The PPQ Service starts when you close Configuration Manager.

Once PPQs are configured, you need to write a REXX program that creates the queues shared between the Automation Point computers. The REXX program attempts to create a shared queue between machines. The name of the shared queue is the Automation Point machine name.

In this example, we configure a REXX program so that it starts as soon as Unicenter Automation Point starts, on each of the Automation Point computers. The first computer to start creates the shared queue. The REXX program would look like this:

/* Hbeat_start.rexx */ 
/* First we initialize our REXX variables to 0, then try to create */ 
/* the shared PPQ queue. If the create fails, we send a message    */ 
/* to the AP message window, which can be automated by rules       */ 
remotemachinename_status = 0
address GLV "putp remotemachinename_status" 
remotemachinename_failure = 0 
address GLV "putp remotemachinename_failure" 
Address PPQ "create queue (machinename)  share(yes)"
If rc <> 0 
  address axc "wtxc ' PPQ create failed. Please check network connectivity '"

Now, we can set up the rules file to perform the heartbeat checks. In this case, assume we have a time rule set that fires a REXX program.

The rule would look like this:


PPQs can be manipulated directly from rules, but REXX programs are much more flexible.
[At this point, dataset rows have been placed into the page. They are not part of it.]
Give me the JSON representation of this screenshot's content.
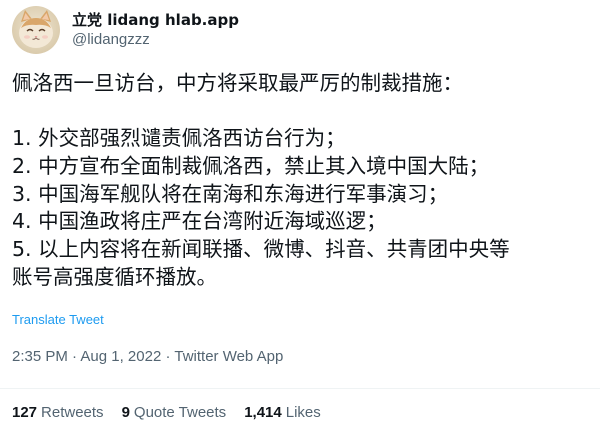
{
  "author": {
    "display_name": "立党 lidang hlab.app",
    "handle": "@lidangzzz",
    "avatar_icon": "cat-avatar-icon"
  },
  "tweet": {
    "lines": [
      "佩洛西一旦访台，中方将采取最严厉的制裁措施：",
      "",
      "1. 外交部强烈谴责佩洛西访台行为；",
      "2. 中方宣布全面制裁佩洛西，禁止其入境中国大陆；",
      "3. 中国海军舰队将在南海和东海进行军事演习；",
      "4. 中国渔政将庄严在台湾附近海域巡逻；",
      "5. 以上内容将在新闻联播、微博、抖音、共青团中央等",
      "账号高强度循环播放。"
    ],
    "translate_label": "Translate Tweet"
  },
  "meta": {
    "time": "2:35 PM",
    "sep1": " · ",
    "date": "Aug 1, 2022",
    "sep2": " · ",
    "source": "Twitter Web App"
  },
  "stats": {
    "retweets_count": "127",
    "retweets_label": "Retweets",
    "quotes_count": "9",
    "quotes_label": "Quote Tweets",
    "likes_count": "1,414",
    "likes_label": "Likes"
  },
  "colors": {
    "text": "#0f1419",
    "secondary": "#536471",
    "link": "#1d9bf0",
    "divider": "#eff3f4"
  }
}
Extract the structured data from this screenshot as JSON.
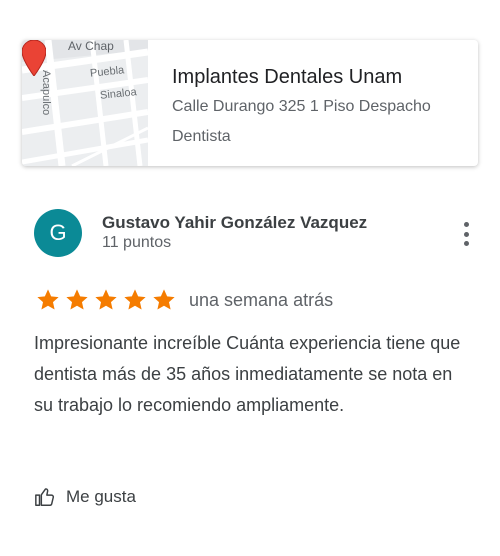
{
  "place": {
    "map_labels": {
      "street_top": "Av Chap",
      "street_puebla": "Puebla",
      "street_sinaloa": "Sinaloa",
      "street_acapulco": "Acapulco"
    },
    "pin_color": "#ea4335",
    "name": "Implantes Dentales Unam",
    "address": "Calle Durango 325 1 Piso Despacho",
    "category": "Dentista"
  },
  "review": {
    "avatar_letter": "G",
    "avatar_color": "#0b8a96",
    "author": "Gustavo Yahir González Vazquez",
    "points": "11 puntos",
    "rating": 5,
    "rating_max": 5,
    "star_color": "#f57c00",
    "time": "una semana atrás",
    "text": "Impresionante increíble Cuánta experiencia tiene que dentista más de 35 años inmediatamente se nota en su trabajo lo recomiendo ampliamente.",
    "more_icon": "more-vert-icon"
  },
  "actions": {
    "like_label": "Me gusta",
    "like_icon": "thumb-up-icon"
  }
}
The REXX program first writes a "|" to the proper PPQ queue, reads the proper PPQ queue, and set two variables remotemachinename_status and remotemachinename_failure. Replace machinename with the local Automation Point machine name and remotemachinename with the remote Unicenter Automation Point machine name. If the queue is read successfully, the remotemachinename_status variable is set to 1. Otherwise it remains 0. The remotemachinename_failure variable counts how many consecutive times the program fails to read the queue. If the remotemachinename_failure variable becomes greater than 3, the program sends a message to the Automation Point messages window.

The REXX program would look like this:

/* We write our heartbeat message to the proper queue. If we do not */
/* get a 0 return code, we do a wtxc, which can have a rule written */ 
/* against it to do a notification. The user should change          */ 
/* machinename to the name of the remote PC                         */ 
Address PPQ "write queue( machinename ) item(heartbeat)"
If rc <> 0 then address axc "wtxc ' PPQ write failed. Please check network connectivity '" 
call checkit 
call resolve 
/* Now we look to see if we have received a heartbeat from*/ 
/* the remote AP machine                                  */ 
Address PPQ "read queue( remotemachinename ) prefix(item)" 
If rc == 0 then do 
    remotemachinename _status = 1 
    address GLV " putp remotemachinename _status" 
    remotemachinename _failure = 0 
    address GLV "putp remotemachinename _failure" 
else do 
    remotemachinename _status = 0 
    address GLV " putp remotemachinename _status " 
    address GLV " get r emotemachinename _failure " 
    /* Increase the failure count by 1 */ 
    nu_fail = remotemachinename _failure + 1 
    remotemachinename _failure = nu_fail 
    address GLV "putp remotemachinename _failure" 
/* If the failure count gets above 3 we need to do something */ 
/* so we send a message to the AP message window             */ 
Address GLV " get remotemachinename _failure" 
If remotemachinename _failure > 3 
address axc "wtxc 'Heartbeat failure on remote AP'"

Additional Information:

This simple example can easily be expanded to fit your particular needs.